This is what God revealed in that time.
I knew the command was to “follow me.” However, somewhere along the way I had short-circuited following Jesus. I was listening and obeying, but like a body with only ears and hands. I was trying to follow God in my own strength, and I only realized I was failing when the storm was shaking my foundation.
As I took time to think through all the changes and things shifting, God then reminded me that following Him includes hearing Him (ears), understanding Him (brain), loving Him (heart), and responding to Him (hands). It required every part of my body and not just parts of myself. Recognizing the gravity of following Jesus in that moment felt deep and exhausting. It felt impossible. Then God reminded me of this verse.
“Come to me all who are weak and heavy laden and I will give you rest. Take my yoke upon you and learn from me for I am gentle and lowly in heart.”
Matthew 11:28-29
What a relief! In that moment, I realized that Jesus was and is inviting me into more. He wants to show me more of who He is. He wants to spend time with me and He wants to show me amazing things, but He also wants me to be fully engaged with Him in a deep and very personal relationship (the good, the bad, and the ugly). Furthermore, He isn’t setting me up for failure. Because of Jesus’ perfect obedience to the Father (and the fact that I’ve trusted in Jesus’ obedience and not my own) I’ve been given everything I need to follow Him, because He has literally given me the same Spirit to know Him and to follow Him.
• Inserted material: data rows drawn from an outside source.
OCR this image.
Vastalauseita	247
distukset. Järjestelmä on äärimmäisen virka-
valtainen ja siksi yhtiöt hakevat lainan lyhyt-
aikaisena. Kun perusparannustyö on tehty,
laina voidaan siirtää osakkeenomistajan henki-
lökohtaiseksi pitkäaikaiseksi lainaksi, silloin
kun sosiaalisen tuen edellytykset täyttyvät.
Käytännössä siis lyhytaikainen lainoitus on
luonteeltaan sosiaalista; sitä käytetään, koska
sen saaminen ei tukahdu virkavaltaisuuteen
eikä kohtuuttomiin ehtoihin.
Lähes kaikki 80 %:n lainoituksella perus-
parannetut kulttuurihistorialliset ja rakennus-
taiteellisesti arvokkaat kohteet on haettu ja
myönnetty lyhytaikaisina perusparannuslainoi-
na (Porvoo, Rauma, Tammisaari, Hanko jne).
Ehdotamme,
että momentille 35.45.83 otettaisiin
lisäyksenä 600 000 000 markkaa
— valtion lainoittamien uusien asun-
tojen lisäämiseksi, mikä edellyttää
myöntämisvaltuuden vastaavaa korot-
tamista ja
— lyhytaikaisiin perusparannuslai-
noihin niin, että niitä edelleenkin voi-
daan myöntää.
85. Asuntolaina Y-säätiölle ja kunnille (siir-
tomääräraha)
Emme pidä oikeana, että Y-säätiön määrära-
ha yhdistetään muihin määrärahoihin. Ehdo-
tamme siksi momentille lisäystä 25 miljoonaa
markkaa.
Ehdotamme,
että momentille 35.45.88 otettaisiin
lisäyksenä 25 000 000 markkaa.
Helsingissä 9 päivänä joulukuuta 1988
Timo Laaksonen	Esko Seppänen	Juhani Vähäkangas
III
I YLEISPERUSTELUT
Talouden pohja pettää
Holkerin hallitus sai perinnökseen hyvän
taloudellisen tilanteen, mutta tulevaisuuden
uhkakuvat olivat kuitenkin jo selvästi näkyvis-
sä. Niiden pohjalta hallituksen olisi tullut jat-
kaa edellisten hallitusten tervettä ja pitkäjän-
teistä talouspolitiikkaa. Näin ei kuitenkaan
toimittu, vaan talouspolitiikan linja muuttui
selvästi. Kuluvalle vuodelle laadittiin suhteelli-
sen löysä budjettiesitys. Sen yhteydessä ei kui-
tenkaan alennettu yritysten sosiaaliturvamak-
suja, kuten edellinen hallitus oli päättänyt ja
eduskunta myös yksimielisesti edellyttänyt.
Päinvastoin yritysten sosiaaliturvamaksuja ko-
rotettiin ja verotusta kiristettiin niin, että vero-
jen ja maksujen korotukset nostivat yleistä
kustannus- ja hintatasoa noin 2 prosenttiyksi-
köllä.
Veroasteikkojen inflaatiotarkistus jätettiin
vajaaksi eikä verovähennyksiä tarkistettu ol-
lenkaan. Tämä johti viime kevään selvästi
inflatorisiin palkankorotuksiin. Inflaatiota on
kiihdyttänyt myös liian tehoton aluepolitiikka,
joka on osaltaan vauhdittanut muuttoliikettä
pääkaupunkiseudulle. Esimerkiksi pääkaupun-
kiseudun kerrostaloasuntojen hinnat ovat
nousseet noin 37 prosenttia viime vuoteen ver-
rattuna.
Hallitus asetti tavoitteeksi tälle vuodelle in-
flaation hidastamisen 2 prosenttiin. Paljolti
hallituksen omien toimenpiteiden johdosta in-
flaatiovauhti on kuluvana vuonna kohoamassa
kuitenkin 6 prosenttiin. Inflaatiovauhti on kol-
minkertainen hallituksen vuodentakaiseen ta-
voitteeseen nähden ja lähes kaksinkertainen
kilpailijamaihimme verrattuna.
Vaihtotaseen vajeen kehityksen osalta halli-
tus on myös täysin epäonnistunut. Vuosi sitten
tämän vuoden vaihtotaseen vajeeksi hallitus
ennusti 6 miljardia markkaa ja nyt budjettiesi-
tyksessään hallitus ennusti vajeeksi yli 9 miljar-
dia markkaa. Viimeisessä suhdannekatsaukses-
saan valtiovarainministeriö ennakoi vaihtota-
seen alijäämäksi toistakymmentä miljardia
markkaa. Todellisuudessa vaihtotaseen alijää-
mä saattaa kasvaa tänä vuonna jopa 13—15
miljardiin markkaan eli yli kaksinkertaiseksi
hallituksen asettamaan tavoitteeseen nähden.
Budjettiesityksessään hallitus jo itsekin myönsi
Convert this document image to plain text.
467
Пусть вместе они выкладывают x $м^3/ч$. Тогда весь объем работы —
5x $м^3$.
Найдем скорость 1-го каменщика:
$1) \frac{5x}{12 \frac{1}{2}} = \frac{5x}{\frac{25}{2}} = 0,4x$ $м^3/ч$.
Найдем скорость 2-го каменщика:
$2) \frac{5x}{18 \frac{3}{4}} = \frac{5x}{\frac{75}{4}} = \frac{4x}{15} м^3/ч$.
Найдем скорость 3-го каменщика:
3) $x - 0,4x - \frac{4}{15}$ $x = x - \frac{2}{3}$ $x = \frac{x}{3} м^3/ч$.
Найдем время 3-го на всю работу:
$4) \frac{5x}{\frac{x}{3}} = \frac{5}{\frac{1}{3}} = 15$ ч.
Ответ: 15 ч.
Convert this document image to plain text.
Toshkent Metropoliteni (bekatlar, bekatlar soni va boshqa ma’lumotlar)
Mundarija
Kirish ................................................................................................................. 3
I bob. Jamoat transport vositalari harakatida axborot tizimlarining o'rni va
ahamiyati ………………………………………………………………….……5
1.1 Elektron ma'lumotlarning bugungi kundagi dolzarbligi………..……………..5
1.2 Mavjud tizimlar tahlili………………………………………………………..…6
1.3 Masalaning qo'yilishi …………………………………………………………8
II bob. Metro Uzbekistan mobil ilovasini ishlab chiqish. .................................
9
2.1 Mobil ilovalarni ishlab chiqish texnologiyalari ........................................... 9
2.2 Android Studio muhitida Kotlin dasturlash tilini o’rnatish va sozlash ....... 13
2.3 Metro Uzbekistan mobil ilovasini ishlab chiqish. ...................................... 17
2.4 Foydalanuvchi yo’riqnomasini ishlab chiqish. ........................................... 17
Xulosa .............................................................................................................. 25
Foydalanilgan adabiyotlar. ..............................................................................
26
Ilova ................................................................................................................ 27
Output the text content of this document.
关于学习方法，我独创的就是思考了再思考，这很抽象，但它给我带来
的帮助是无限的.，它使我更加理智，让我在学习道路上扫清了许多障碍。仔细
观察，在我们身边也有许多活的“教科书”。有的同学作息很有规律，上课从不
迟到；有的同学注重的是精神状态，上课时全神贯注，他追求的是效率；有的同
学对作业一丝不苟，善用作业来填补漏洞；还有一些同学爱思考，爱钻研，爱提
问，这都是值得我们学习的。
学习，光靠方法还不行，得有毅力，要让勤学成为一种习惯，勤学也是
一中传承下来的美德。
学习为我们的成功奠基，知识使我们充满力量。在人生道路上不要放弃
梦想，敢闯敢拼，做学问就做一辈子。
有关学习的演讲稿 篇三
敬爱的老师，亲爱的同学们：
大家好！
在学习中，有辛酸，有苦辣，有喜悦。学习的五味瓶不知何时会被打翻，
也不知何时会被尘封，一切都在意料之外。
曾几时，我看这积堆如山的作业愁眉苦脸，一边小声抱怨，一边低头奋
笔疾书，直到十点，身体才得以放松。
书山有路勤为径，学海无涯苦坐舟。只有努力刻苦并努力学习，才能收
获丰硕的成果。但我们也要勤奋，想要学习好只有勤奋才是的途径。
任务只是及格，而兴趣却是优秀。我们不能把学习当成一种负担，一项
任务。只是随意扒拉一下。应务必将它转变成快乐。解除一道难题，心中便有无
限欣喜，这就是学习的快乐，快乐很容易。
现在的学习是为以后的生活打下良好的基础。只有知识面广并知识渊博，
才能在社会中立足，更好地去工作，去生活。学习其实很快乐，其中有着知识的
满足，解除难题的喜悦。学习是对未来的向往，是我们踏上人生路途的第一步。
His arm is extended. His eyes are soft. He does not use brute force (although He is capable). Instead, His tone is filled with a loving invitation. The cost is high and there is no going back. However, there is a great wonder and anticipation of spending the next season and the rest of eternity together. It is far beyond what I could ever ask, think, or imagine! What is God inviting you into this season?